I once was asked, “What defines the North? What is Northernness?”

“Light, Dark, and Love,” came my spontaneous reply. “That’s what the North is to me.”

Up here, summer and winter are periods when we live in concentrated light or darkness. Spring and fall are times of transition, and we are always aware of our exact position on the annual scale of light to dark. “It’ll be lighter again soon,” we say encouragingly to one another when December is darkest. “We’ll be moving in the other direction soon.” When summer comes, we glory in the bright evenings, the bright nights, but we know it won’t be long before darkness descends again.

Although I grew up in the south of Sweden, for my entire adult life I have been interested in the north. For twenty years we had a cabin up in Ångermanland. That gave me new perspectives. Every summer I go hiking in the northern mountains, and in 1999 I had the opportunity to join a research expedition to the Canadian Arctic. For a month, I lived on an icebreaker vessel. I had to get used to seeing the world map as circumpolar, with the North Pole at its centre.

Light, Dark, and Love. What else is the North?

Well, in the far north multilingualism is very marked. Many lands and cultures come together here. Sweden, Norway, and Finland all meet at a point called Treriksröset. The Sapmi region, traditionally inhabited by the Sami people, stretches across the entire Arctic area of the Scandinavian countries, from Norway in the west to the Kola Peninsula of Russia in the east. Here, people speak not only Sami but also Kven and Meänkieli.

Thus a piece for the ARcTic ensemble took shape that uses poems by Swedish poets, sung in Swedish, but translated into and recited in Sami. A piece about light, dark, and love.

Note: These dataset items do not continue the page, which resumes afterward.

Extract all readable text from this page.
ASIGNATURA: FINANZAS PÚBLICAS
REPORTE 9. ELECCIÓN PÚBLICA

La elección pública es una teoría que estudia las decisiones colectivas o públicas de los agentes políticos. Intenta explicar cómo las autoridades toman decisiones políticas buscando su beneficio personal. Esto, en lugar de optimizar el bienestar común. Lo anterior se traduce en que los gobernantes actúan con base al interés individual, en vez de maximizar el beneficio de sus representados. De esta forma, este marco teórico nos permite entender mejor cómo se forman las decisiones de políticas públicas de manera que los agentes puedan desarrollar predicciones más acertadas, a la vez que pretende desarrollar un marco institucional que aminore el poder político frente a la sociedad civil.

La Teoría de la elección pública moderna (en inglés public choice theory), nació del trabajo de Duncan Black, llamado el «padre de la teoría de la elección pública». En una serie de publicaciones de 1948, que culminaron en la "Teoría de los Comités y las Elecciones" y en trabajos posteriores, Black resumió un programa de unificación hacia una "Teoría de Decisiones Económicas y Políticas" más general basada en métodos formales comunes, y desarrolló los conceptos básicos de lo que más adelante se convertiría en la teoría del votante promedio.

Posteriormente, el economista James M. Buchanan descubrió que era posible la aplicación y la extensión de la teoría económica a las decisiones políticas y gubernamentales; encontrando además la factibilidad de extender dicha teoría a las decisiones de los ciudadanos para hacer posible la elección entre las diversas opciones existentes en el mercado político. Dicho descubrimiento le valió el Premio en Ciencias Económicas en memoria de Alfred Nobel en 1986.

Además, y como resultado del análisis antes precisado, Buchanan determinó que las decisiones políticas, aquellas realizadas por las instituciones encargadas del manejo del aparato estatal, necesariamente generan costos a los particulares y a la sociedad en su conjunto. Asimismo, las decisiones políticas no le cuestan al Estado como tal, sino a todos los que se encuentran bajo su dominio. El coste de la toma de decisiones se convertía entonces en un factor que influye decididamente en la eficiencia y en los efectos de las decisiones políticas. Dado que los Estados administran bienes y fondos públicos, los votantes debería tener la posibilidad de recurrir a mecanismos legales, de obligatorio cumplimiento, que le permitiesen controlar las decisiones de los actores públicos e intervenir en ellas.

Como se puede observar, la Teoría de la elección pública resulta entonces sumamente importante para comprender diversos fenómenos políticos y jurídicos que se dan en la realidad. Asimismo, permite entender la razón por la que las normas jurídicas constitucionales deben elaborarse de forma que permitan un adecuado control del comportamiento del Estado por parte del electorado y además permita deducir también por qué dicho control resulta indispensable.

– Karin Rehnqvist, February 2022


1.

Neither the moon nor the sun nor the stars

gave me light

The darkness gave me light

And the light of love in me

through whose body its rays beam.

– Gunnar Ekelöf, translation Linda Schenck

2.

The moon floats silently in the night,

the clear sky is shimmering with stars,

shimmering over hill and water,

shimmering over you and me.

– Karin Rehnqvist, transl. Robin Blanton

3.

Where darkness was you are

and you bear light upon your shoulders,

where grief was you are

and joy shines yellow 

as the dandelion at your heels,

where death was you are

and this is life,

yes, tremendous life

that I drink from the cup of your hands.

– Sandro Key-Åberg, transl. Robin Blanton

1.

Varken månen, solen eller stjärnorna 

gav mig ljus

Det var mörkret som gav

Och kärlekens ljus i mig

genom vars kropp dess strålar går

– Gunnar Ekelöf, ur Sagan om Fatumeh

2.

Månen svävar tyst i natten,

himlen skimrar stjärnklar,

skimrar över berg och vatten,

skimrar över dig och mig.

Karin Rehnqvist

3.

Där mörkret var är du

och du bär ljuset över dina skuldror,

där sorgen var är du

och glädjen lyser gul

som maskrosen vid dina hälar,

där döden var är du

och det är livet, 

ja, det oerhörda livet

som jag dricker ur dina händers kupa.